Setting up a Common Anode Dual LED with one reference point.

[Roger_tech]

I want to use a dual LED in my schematic. The dual LED used is common anode. The LEDs should be controlled by a single pin from a battery charger IC. At one event the pin is pulled low, LED 1 should be ON. At another event, the pin open-drained. I've connected a 10k ohm resistor from my common anode node to this pin(so that it will be pulled high, when open-drained). When open-drained, the current from the pull-up resistor would drive a NPN transistor with the LED 2 connected at the collector and the emitter tied to ground. Are there any issues with this setup?

The IN pin is the 5V input from a USB_C receptacle.
The STAT pin is the reference pin.

 

[Delta Prime]

Are there any issues with this setup?

Unless your charger IC is capable of multiplexing, you’re gonna need two transistors which are probably integrated in the charger IC itself you may not even need drive transistors.
As it stands, it is bad engineering practice therefore.
Please provide datasheets for the components you wish to use
That includes your charger IC
Along with the entire schematic
Because…
Need to know the specifications of your LED, common anode
Need to know what type of transistor because it’s dependent on collector current and base current
R = (Vs - Vf dependent on color.
- Vce(NPN) depending on collector current and base current of your transistor. - Vlo)/If dependent on (Max)sink current of your charger,IC.

 

[danadak]

Rough mockup. Note if chg pin goes tristate this leaves one led on, so not
suitable solution. Note pin V max of 4.8 for case driving high but with load.

 

[AnalogKid]

If U11 pin 16 is rated to sink the amount of LED current you want without its output voltage rising above 0.4 V, then your circuit should work as is.

There is another connection trick that requires one extra diode, but no transistor and only one current-limiting resistor.

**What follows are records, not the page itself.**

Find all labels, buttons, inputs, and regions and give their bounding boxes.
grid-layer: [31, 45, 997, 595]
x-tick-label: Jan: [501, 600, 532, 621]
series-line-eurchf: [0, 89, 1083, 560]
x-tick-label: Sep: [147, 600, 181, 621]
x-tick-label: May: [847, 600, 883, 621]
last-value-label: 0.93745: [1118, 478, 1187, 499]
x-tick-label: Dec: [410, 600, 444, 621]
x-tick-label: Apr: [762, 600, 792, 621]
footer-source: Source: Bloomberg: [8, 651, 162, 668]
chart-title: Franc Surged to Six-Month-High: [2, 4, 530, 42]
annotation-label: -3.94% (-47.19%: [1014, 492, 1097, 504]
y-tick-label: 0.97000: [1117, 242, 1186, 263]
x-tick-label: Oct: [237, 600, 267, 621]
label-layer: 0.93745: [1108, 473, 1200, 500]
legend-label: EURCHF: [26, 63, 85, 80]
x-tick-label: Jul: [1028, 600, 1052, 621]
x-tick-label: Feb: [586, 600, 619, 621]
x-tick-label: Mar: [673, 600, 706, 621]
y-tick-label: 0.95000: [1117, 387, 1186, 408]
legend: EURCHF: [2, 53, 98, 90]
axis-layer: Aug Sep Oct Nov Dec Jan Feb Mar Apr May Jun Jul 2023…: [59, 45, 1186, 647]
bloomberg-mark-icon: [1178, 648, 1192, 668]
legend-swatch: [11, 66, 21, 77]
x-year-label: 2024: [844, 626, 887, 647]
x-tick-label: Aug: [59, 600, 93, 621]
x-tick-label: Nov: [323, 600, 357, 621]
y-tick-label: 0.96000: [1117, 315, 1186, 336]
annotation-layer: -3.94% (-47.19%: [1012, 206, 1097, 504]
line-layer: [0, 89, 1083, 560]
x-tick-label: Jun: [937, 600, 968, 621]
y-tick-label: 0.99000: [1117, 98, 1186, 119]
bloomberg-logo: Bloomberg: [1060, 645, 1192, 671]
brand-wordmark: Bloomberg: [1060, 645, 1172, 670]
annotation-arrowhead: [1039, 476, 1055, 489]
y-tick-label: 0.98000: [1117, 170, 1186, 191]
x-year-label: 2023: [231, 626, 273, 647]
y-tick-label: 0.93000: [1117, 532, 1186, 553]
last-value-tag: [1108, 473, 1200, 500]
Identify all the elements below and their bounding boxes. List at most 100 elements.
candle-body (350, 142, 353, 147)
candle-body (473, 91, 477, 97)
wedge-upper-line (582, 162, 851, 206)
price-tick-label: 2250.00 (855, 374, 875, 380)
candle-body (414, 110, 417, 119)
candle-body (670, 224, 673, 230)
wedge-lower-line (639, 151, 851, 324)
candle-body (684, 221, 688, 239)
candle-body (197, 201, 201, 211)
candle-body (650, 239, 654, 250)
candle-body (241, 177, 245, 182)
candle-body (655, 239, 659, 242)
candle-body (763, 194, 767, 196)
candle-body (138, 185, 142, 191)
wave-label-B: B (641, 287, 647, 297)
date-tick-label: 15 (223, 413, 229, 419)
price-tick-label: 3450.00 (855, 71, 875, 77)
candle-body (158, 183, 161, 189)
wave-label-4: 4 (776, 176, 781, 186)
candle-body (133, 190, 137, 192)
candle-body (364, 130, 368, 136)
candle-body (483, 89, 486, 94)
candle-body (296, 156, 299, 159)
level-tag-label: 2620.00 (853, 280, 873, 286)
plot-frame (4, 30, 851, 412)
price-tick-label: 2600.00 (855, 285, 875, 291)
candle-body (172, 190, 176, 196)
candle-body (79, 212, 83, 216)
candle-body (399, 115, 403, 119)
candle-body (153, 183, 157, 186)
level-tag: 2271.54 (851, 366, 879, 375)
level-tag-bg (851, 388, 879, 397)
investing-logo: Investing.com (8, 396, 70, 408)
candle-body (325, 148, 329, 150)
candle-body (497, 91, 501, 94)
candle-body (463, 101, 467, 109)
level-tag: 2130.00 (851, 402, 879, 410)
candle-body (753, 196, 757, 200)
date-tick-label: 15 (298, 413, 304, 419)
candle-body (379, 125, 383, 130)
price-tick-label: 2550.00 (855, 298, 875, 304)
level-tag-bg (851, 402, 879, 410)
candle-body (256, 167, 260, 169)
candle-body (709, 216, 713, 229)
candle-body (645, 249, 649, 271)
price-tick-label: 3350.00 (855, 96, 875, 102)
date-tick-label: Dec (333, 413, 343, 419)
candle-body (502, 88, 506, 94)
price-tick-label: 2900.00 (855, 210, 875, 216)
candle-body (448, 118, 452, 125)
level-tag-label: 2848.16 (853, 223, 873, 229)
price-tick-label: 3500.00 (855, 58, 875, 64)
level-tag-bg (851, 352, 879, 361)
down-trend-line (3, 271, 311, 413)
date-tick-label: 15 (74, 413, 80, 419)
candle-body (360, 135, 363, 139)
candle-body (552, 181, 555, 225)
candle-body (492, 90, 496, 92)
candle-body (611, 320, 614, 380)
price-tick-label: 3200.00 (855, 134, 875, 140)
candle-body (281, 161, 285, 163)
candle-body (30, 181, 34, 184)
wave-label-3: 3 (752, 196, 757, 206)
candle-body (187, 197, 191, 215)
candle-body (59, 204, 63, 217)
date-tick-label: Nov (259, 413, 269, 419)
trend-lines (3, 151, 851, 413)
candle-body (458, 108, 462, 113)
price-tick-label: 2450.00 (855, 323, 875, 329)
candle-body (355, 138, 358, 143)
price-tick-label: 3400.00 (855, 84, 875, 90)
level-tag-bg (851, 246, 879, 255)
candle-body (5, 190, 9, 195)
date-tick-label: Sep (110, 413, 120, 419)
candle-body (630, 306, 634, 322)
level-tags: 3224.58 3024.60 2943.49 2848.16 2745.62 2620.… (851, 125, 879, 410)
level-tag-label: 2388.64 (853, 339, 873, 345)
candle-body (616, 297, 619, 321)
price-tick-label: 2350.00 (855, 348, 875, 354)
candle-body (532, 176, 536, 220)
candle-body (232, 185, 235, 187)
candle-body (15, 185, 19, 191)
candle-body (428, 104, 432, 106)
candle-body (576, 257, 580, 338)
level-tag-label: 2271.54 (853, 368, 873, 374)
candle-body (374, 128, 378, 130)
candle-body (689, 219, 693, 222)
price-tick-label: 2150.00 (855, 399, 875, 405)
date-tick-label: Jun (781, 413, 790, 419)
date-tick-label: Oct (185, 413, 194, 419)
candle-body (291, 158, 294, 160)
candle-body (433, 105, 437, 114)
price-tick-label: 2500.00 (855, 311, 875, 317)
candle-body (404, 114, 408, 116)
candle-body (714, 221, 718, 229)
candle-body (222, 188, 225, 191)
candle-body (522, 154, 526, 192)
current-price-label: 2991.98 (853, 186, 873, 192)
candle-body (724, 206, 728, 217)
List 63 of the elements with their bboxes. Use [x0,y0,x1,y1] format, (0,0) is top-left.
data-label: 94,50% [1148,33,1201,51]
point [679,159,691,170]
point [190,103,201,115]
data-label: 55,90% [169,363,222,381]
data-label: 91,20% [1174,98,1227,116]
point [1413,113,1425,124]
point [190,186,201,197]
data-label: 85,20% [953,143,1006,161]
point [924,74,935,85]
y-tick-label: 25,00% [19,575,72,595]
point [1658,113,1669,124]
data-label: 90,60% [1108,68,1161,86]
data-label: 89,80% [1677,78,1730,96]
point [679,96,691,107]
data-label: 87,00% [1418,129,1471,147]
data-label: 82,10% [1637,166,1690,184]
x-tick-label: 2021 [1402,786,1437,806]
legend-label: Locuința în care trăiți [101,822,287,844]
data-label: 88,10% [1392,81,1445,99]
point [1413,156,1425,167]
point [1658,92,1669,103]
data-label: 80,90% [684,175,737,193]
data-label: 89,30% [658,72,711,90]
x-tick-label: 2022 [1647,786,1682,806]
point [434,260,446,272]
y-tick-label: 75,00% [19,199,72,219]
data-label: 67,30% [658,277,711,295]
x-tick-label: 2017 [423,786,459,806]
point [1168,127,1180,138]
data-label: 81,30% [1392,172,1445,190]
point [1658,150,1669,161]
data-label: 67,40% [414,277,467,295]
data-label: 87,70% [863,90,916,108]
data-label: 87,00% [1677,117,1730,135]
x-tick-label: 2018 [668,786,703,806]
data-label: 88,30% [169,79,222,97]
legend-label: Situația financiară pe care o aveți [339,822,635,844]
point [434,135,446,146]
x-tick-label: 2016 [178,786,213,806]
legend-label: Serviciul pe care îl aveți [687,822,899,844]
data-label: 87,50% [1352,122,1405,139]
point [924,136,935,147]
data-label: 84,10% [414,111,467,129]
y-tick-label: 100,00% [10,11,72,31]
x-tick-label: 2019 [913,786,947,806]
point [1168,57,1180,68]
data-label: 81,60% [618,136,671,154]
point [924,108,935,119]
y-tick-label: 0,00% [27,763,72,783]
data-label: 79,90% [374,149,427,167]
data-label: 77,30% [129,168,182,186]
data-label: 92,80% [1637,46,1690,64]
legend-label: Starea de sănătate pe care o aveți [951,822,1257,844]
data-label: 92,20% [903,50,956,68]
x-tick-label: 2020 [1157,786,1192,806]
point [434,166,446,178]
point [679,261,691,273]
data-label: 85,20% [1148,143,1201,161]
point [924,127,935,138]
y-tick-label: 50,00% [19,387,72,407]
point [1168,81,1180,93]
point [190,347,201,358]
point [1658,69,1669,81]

What is the voltage source for the circuit? (3.3 V, 5 V, other - ?)

ak

 

[AnalogKid]

Here is the basic idea from a post on another forum. In your case, SW1 is replaced by the uC open-collector output pin 16.

When the output is open-circuit, there is no current path for D6 so it is off. D7 is lit with current through R4. When the output is pulling low, D6 now has a current path. Because the D6 forward voltage Vf is lower than the combined forward voltages of D7 plus D8, D6 starves current away from them. It effectively "shorts out" D7 by pulling the voltage at the bottom of R4 down until it is less than the minimum required forD7 plus D8.

ak

 

[Delta Prime]

For reference!

 

[danadak]

The only "tricky" part is with the newer highbright leds even at low V's a
few uA will cause a glow, so a check for that makes sense. This shows the
Green LED, when "off", has .75 mA thru it, its model has 2.1V at Vth. So looks
to be a problem getting it "off". RED led model's Vth is 1.7V.

 

[AnalogKid]

The only "tricky" part is with the newer highbright leds even at low V's a
few uA will cause a glow, so a check for that makes sense. This shows the
Green LED, when "off", has .75 mA thru it, its model has 2.1V at Vth. So looks
to be a problem getting it "off". RED led model's Vth is 1.7V.

Delete R1. It acts as a ballast resistor, and the circuit will not work with it in place. Yes, the two LED currents will be different. Cost of doing business. If the two LED brightnesses must be approx. equal, achieve this with component selection.

ak

 

[danadak]

Delete R1. It acts as a ballast resistor, and the circuit will not work with it in place. Yes, the two LED currents will be different. Cost of doing business. If the two LED brightnesses must be approx. equal, achieve this with component selection.

ak

R1 represents the output drive Z from the cmos gpio, a crude estimate based on
a processors min max Vol Voh at speced current ratings.

Forcing it to 0 ohms still problem remain, green not shutting off if glow issue
there with actual parts.

 

[Delta Prime]

Deleted

 

[Harald Kapp]

Looking at the MP2672 datasheet, we see, that [imath]\overline{STAT}[/imath] is an open drain output. It can not actively deliver a high signal. So the solution provided by @AnalogKid in post #5 is probably the most basic one.

 

[Stefanjack]

Your approach can work, but the main issue is that a 10k pull-up usually won’t provide enough current to properly drive the NPN transistor and illuminate LED2 reliably. The transistor may stay in a weak or undefined state.
A better approach is to use a stronger pull-up (for example 1k–4.7k depending on current needs) and add a base resistor to the NPN transistor. Also make sure the charger IC’s STAT pin can safely sink the LED current when pulled low.